Meskipun permusuhan bersama di pihak AS dan Iran Syiah terhadap kelompok ISIS yang tangguh, Kadhimi berada di bawah tekanan kuat dari faksi-faksi bersenjata pro-Tehran yang menuntut penarikan 2.500 tentara AS yang masih dikerahkan di Irak.
Pasukan AS di Bawah Trump
Sebagian besar tentara AS, yang dikerahkan pada 2014 untuk memimpin koalisi militer internasional melawan ISIS, berada di bawah pendahulu Biden, Donald Trump, yang menjamu Kadhimi di Gedung Putih Agustus lalu.
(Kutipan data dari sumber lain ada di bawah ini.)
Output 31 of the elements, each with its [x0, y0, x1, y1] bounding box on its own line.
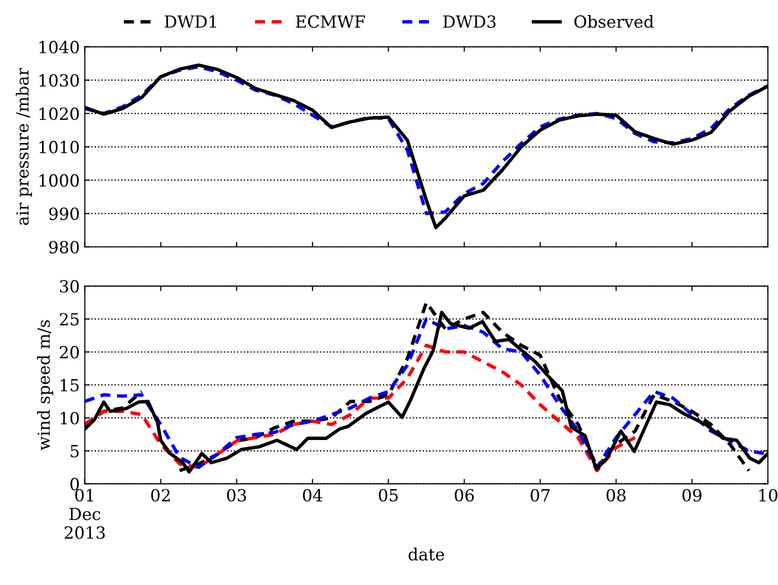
x-tick-label: 04 — [302, 488, 322, 502]
legend-label: ECMWF — [296, 15, 365, 28]
x-tick-label: 07 — [530, 488, 550, 502]
y-tick-label: 980 — [49, 240, 79, 254]
y-tick-label: 1010 — [40, 140, 79, 154]
y-tick-label: 990 — [49, 207, 79, 220]
y-tick-label: 0 — [70, 478, 79, 490]
y-tick-label: 10 — [60, 412, 79, 424]
x-tick-label: 05 — [378, 488, 398, 502]
y-tick-label: 1020 — [40, 107, 79, 120]
legend-label: DWD3 — [443, 15, 496, 28]
x-tick-label: 10 — [759, 488, 778, 502]
x-tick-label: 02 — [151, 488, 170, 502]
y-tick-label: 20 — [60, 346, 79, 359]
legend-label: Observed — [574, 15, 654, 28]
legend-label: DWD1 — [164, 15, 216, 28]
y-tick-label: 15 — [60, 378, 79, 392]
y-axis-title: wind speed m/s — [37, 320, 54, 450]
y-tick-label: 30 — [60, 280, 79, 293]
x-tick-label: 03 — [227, 488, 246, 502]
x-tick-label: 06 — [454, 488, 474, 502]
y-tick-label: 25 — [60, 312, 79, 326]
x-axis-title: date — [408, 548, 444, 561]
x-tick-label: 08 — [606, 488, 626, 502]
x-tick-label: 09 — [682, 488, 702, 502]
y-tick-label: 1030 — [40, 74, 79, 87]
y-tick-label: 5 — [70, 445, 79, 458]
line-series — [84, 344, 637, 472]
y-axis-title: air pressure /mbar — [16, 68, 32, 225]
y-tick-label: 1040 — [40, 40, 79, 54]
y-tick-label: 1000 — [40, 174, 79, 187]
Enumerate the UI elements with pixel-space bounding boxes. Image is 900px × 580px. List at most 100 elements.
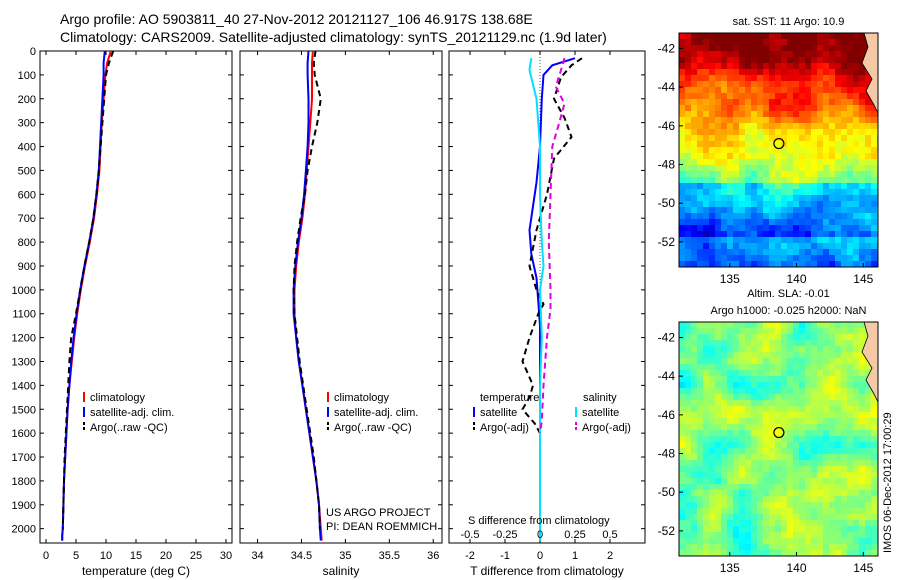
salinity-xtick-label: 34: [251, 550, 263, 562]
temperature-axes-box: [39, 50, 233, 544]
sla_map-lat-label: -42: [658, 330, 676, 344]
temperature-xtick-label: 20: [160, 550, 172, 562]
salinity-diff-tick-label: 0.5: [602, 529, 617, 541]
sla_map-argo-position-marker: [773, 426, 785, 439]
salinity-xtick-label: 34.5: [291, 550, 312, 562]
temperature-legend-label: satellite-adj. clim.: [90, 407, 174, 419]
sst_map-lat-label: -50: [658, 196, 676, 210]
salinity-panel: 34 34.5 35 35.5 36 salinity climatology satelli…: [239, 50, 443, 578]
depth-tick-label: 800: [18, 237, 36, 249]
salinity-axes-box: [239, 50, 443, 544]
sst_map-lat-label: -48: [658, 158, 676, 172]
sst_map-title: sat. SST: 11 Argo: 10.9: [733, 16, 845, 28]
sst_map-lon-label: 140: [787, 272, 807, 286]
salinity-diff-tick-label: 0.25: [564, 529, 585, 541]
salinity-xlabel: salinity: [323, 564, 360, 578]
depth-tick-label: 700: [18, 213, 36, 225]
temperature-series-argo-raw-qc-: [61, 51, 115, 529]
depth-tick-label: 900: [18, 261, 36, 273]
depth-tick-label: 400: [18, 142, 36, 154]
temperature-xtick-label: 5: [73, 550, 79, 562]
depth-tick-label: 1600: [12, 428, 36, 440]
difference-xtick-label: -2: [465, 550, 475, 562]
temperature-xtick-label: 30: [220, 550, 232, 562]
sst_map: 135 140 145 -42 -44 -46 -48 -50 -52 sat. SST: 11 …: [658, 16, 879, 286]
sst_map-frame: [678, 32, 879, 268]
sla_map-subtitle: Argo h1000: -0.025 h2000: NaN: [711, 305, 867, 317]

Pasukan yang tersisa secara resmi digolongkan sebagai penasihat dan pelatih untuk tentara Irak dan unit kontra-terorisme.
Menteri Luar Negeri Irak Fuad Hussein, yang sudah berada di Washington selama beberapa hari, telah meyakinkan media Irak bahwa "pembicaraan akan berhasil menetapkan jadwal penarikan pasukan Amerika".
Tetapi outlet media AS hanya menunjuk pada "redefinisi" misi pasukan.
Ramzy Mardini, seorang spesialis Irak di Institut Pearson Universitas Chicago, percaya tidak akan ada "perubahan radikal" dalam posisi AS.
Pertemuan Biden-Kadhimi mungkin "dibentuk" untuk membantu perdana menteri Irak mengurangi tekanan domestik, "tetapi kenyataan di lapangan akan mencerminkan status quo dan kehadiran AS yang bertahan lama," katanya.